What if we wanted to take advantage of the (relative) prevalence of free fetal DNA in maternal circulation, but still wanted some way to identify and examine it as distinct from maternal? That is, can we have our proverbial cake and eat it too? It turns out that we can, at least sometimes. The simplest and most immediately obvious case would be when we’re interested in a holandric (Y-chromosome) fetal locus. If we assume that any circulating Y-chromosome DNA in the maternal circulation is fetal in origin, then all we need do is apply PCR, Sanger sequencing, or whatever our method of choice is to the locus of interest to get our desired information (more about the validity of this assumption, below).

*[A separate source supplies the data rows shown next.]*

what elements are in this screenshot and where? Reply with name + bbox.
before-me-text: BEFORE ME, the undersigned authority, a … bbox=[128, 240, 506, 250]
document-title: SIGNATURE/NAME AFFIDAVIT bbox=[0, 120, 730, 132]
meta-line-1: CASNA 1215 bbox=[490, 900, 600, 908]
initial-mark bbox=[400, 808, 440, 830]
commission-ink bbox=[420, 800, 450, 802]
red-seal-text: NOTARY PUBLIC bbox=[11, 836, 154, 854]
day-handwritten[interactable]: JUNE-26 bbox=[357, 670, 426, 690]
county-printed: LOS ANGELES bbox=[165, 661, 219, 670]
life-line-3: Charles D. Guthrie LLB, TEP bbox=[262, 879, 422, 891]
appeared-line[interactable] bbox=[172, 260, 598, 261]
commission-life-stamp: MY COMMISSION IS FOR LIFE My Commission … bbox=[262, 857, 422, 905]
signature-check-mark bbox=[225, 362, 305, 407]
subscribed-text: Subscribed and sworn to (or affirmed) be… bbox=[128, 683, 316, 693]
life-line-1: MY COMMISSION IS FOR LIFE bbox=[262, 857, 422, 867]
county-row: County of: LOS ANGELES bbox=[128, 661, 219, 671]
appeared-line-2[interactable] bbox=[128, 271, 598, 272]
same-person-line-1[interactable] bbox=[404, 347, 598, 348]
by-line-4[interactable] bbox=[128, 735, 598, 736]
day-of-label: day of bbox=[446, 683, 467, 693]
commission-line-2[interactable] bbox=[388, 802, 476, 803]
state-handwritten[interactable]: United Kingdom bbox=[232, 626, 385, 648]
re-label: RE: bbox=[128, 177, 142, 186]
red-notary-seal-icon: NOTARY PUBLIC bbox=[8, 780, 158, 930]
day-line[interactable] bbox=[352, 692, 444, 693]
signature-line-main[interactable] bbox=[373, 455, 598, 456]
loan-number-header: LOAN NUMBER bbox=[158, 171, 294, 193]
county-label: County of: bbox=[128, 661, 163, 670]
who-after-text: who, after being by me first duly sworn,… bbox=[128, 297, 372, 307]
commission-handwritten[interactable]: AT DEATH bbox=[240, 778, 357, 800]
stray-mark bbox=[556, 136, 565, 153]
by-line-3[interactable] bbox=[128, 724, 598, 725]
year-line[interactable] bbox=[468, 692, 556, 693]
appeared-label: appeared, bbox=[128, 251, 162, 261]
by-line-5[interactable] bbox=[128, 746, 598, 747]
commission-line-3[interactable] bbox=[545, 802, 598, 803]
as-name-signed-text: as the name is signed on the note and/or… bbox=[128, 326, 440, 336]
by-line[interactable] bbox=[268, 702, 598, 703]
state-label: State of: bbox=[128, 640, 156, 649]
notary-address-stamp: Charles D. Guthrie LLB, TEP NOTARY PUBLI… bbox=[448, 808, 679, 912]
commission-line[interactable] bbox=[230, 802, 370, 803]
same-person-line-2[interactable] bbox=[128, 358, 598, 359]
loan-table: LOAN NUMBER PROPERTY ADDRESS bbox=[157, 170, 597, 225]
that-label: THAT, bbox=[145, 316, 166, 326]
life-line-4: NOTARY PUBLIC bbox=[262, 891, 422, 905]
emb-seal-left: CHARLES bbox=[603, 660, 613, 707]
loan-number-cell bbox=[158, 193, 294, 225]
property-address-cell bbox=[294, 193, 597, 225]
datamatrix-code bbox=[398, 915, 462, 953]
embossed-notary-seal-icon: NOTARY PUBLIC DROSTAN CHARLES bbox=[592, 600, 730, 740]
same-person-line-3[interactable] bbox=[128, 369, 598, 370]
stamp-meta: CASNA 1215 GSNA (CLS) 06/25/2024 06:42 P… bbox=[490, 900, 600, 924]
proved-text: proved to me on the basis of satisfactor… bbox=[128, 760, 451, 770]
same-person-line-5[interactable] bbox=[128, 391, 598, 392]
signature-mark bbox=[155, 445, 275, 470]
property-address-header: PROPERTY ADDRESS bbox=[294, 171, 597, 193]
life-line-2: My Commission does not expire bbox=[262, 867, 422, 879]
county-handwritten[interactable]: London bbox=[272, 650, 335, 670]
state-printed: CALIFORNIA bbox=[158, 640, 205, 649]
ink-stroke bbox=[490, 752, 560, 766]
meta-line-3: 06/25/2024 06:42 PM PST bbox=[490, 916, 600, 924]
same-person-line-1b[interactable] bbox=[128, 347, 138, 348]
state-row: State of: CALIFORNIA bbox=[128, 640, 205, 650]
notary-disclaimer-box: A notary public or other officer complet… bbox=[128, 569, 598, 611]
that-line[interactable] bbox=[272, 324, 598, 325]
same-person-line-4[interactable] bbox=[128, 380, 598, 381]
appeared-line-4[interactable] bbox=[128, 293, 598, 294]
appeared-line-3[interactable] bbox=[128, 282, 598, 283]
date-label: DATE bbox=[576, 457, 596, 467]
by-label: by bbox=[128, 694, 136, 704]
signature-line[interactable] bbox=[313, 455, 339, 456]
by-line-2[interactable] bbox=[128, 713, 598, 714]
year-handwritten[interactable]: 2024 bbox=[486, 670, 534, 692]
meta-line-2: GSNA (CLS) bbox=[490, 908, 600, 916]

Unfortunately, not that many loci of interest reside on the Y chromosome. Recall, however, that every person has a unique set of single nucleotide polymorphisms (SNPs) scattered across their genome, meaning that for every SNP loci there is a finite chance that the father and mother will have a differentiable marker. If we know the SNP genotypes of both parents and they differ at a specific locus, it is then possible by analogy to the Y chromosome example to identify the fetal genotype for that locus. (This is probably most intuitively obvious in the case where a read contains a uniquely paternal-derived SNP; it’s presumably from the fetus, and allows us to make assumptions about fetal carriership of paternal gene alleles closely linked to the SNP.) Note that it’s not even a requirement that the parents each be homozygous (and different) at the associated SNP; for example, if the maternal SNP is “A/A” homozygous and the paternal SNP is “A/C” heterozygous, then with deep enough sequencing, if no “C” SNP reads are found, one can assume the fetus to have gotten the paternal “A” allele.
The exact amount of information which can be obtained from SNP linkages in this sort of analysis will vary from case to case, but with proper context and bioinformatic analysis it can be helpful in determining risk of particular Mendelian inherited conditions. Mass readout of SNP genotype can be done by NGS or array-based methods, or for a smaller selected allele set of interest by classical PCR approaches.
In addition to the SNP-based methods for selectively identifying non-maternal (and thus presumably fetal) content in circulating peripheral free DNA, DNA methylation state (that is, imprinting) may have some current or future applicability as well.
In all of the above, we’ve been working with the tacit assumption that if DNA (cellular or free-floating) in maternal peripheral circulation isn’t maternal, it’s from a current fetus. Is this an unassailable truth? Probably not. One case study has detected fetal cells in maternal peripheral circulation up to an astounding 27 years postpartum (suggestive that during pregnancy, some of the fetal cells have actually engrafted within the mother and continued to propagate in a form of microchimerism). Additionally, examples of male microchimerism (that is, trace amounts of male DNA) have been reported in women without a known history of pregnancy with a male fetus, suggesting other possible sources such as an in-utero absorbed fraternal (male) twin, or possibly even from a mother’s male older sibling. While these are intriguing, it’s important to note that these anomalies generally have been found at very low levels—much lower than the 3%+ of total circulating free DNA which is well associated with a current fetus. For the types of applications described here, these vanishingly small template amounts from “other sources” will generally not alter the results obtained, although they present a warning not to rely solely on an ultrasensitive qualitative detection of any marker as irrefutable evidence of fetal genotype.
In the context of proper bioinformatics analysis and genetic counselling, prenatal genetic diagnosis from maternal peripheral blood is a useful tool and likely to become increasingly commonly applied as NGS methods become cheaper and more widely available in clinical settings.